Lebanon’s judicial investigation of the Beirut port explosion started with political wrangling over the naming of a lead investigator, military threats to jail leakers and doubts over whether a panel appointed along sectarian lines could be fully impartial.
So for many Lebanese, their greatest hope for credible answers about the blast that wrecked much of their capital may lie with outsiders. Families of the dead and survivors on Friday called on the U.N. Security Council for an international investigation. Others pin their hopes on the French forensic police who have joined the probe and FBI investigators are expected to take part. Two French investigating magistrates have been assigned to the case, the Paris prosecutor’s office said Friday.
We are not lawyers or politicians, we are families and people, our appeal today is to the people of the international community,” said Paul Najjar, a survivor of the explosion. “Is it acceptable today that people would find their homes shattered, their families killed, their hopes and their dreams killed as well, with no justice, in all impunity?”
A Lebanese prosecutor on Friday postponed the questioning of former and current, caretaker finance and public works ministers, pending a letter from the newly appointed investigator assigned to the case that says he lacked the authority to question ministers.

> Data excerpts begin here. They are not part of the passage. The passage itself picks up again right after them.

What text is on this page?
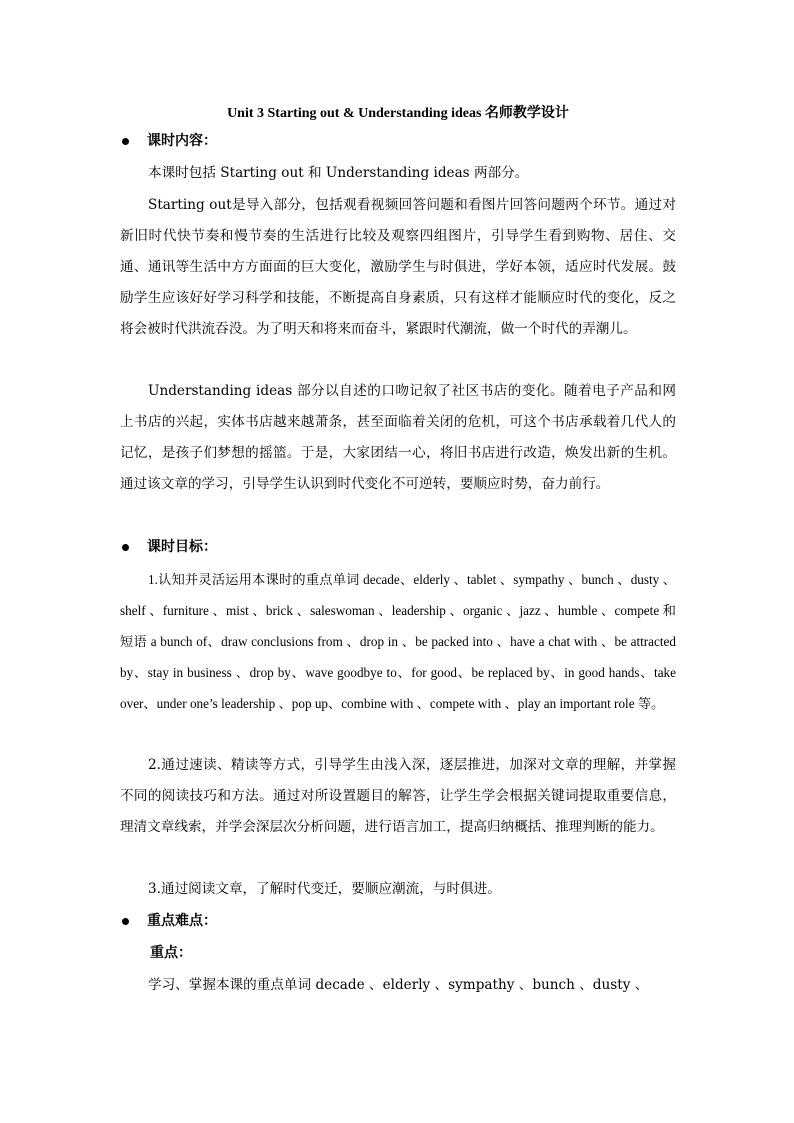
Unit 3 Starting out & Understanding ideas 名师教学设计
课时内容：
本课时包括 Starting out 和 Understanding ideas 两部分。
Starting out是导入部分，包括观看视频回答问题和看图片回答问题两个环节。通过对新旧时代快节奏和慢节奏的生活进行比较及观察四组图片，引导学生看到购物、居住、交通、通讯等生活中方方面面的巨大变化，激励学生与时俱进，学好本领，适应时代发展。鼓励学生应该好好学习科学和技能，不断提高自身素质，只有这样才能顺应时代的变化，反之将会被时代洪流吞没。为了明天和将来而奋斗，紧跟时代潮流，做一个时代的弄潮儿。
Understanding ideas 部分以自述的口吻记叙了社区书店的变化。随着电子产品和网上书店的兴起，实体书店越来越萧条，甚至面临着关闭的危机，可这个书店承载着几代人的记忆，是孩子们梦想的摇篮。于是，大家团结一心，将旧书店进行改造，焕发出新的生机。通过该文章的学习，引导学生认识到时代变化不可逆转，要顺应时势，奋力前行。
课时目标：
1.认知并灵活运用本课时的重点单词 decade、elderly 、tablet 、sympathy 、bunch 、dusty 、shelf 、furniture 、mist 、brick 、saleswoman 、leadership 、organic 、jazz 、humble 、compete 和短语 a bunch of、draw conclusions from 、drop in 、be packed into 、have a chat with 、be attracted by、stay in business 、drop by、wave goodbye to、for good、be replaced by、in good hands、take over、under one’s leadership 、pop up、combine with 、compete with 、play an important role 等。
2.通过速读、精读等方式，引导学生由浅入深，逐层推进，加深对文章的理解，并掌握不同的阅读技巧和方法。通过对所设置题目的解答，让学生学会根据关键词提取重要信息，理清文章线索，并学会深层次分析问题，进行语言加工，提高归纳概括、推理判断的能力。
3.通过阅读文章，了解时代变迁，要顺应潮流，与时俱进。
重点难点：
重点：
学习、掌握本课的重点单词 decade 、elderly 、sympathy 、bunch 、dusty 、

French teams have pressed ahead at their work, sending divers into the underwater crater, taking explosives samples and preparing recommendations for both the French and Lebanese magistrates.

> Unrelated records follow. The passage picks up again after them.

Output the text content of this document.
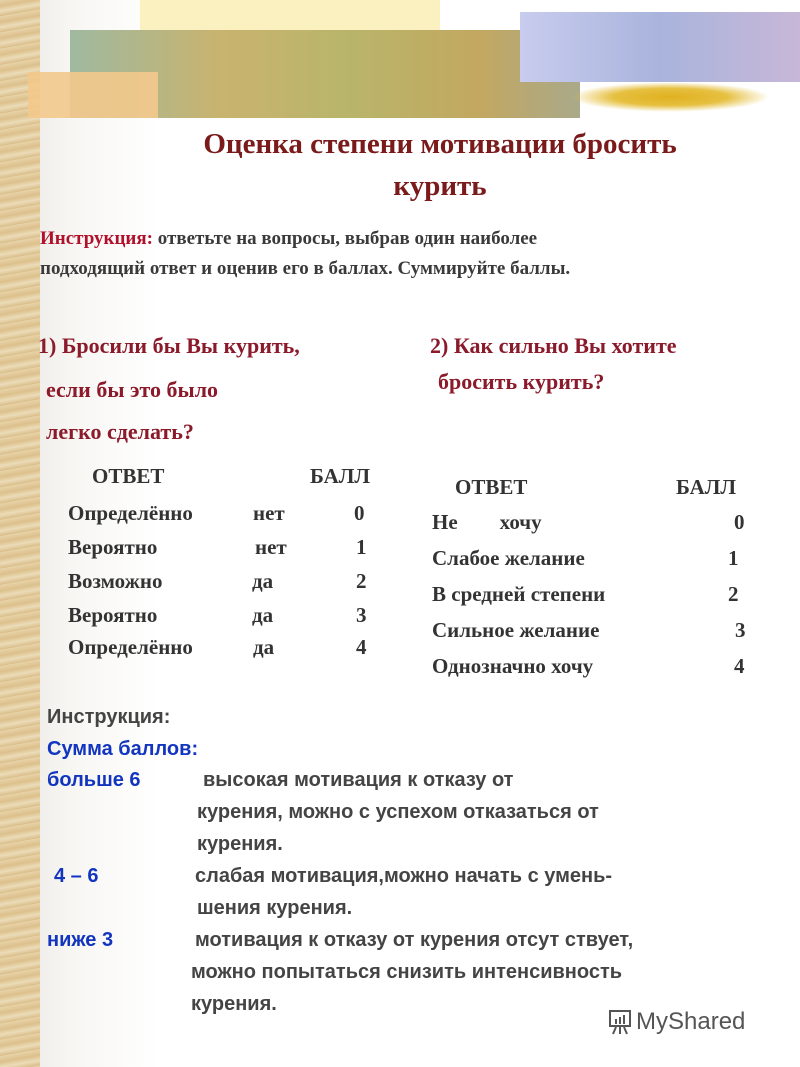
Оценка степени мотивации бросить
курить
Инструкция: ответьте на вопросы, выбрав один наиболее
подходящий ответ и оценив его в баллах. Суммируйте баллы.
1) Бросили бы Вы курить,
если бы это было
легко сделать?
2) Как сильно Вы хотите
бросить курить?
ОТВЕТ	БАЛЛ
Определённо	нет	0
Вероятно	нет	1
Возможно	да	2
Вероятно	да	3
Определённо	да	4
ОТВЕТ	БАЛЛ
Не        хочу	0
Слабое желание	1
В средней степени	2
Сильное желание	3
Однозначно хочу	4
Инструкция:
Сумма баллов:
больше 6	высокая мотивация к отказу от
курения, можно с успехом отказаться от
курения.
4 – 6	слабая мотивация,можно начать с умень-
шения курения.
ниже 3	мотивация к отказу от курения отсут ствует,
можно попытаться снизить интенсивность
курения.
MyShared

Among the French judicial police on the case are men and women who responded after the 2004 tsunami in Japan, the 2010 earthquake in Haiti, and the November 2015 and Bastille Day 2016 terror attacks in France.
The Beirut explosion lies at the crossroads of a disastrous accident and a crime scene. It still was not known what sparked the fire that ignited nearly 3,000 tons of ammonium nitrate that were stored for years in Beirut’s port next to densely populated residential areas.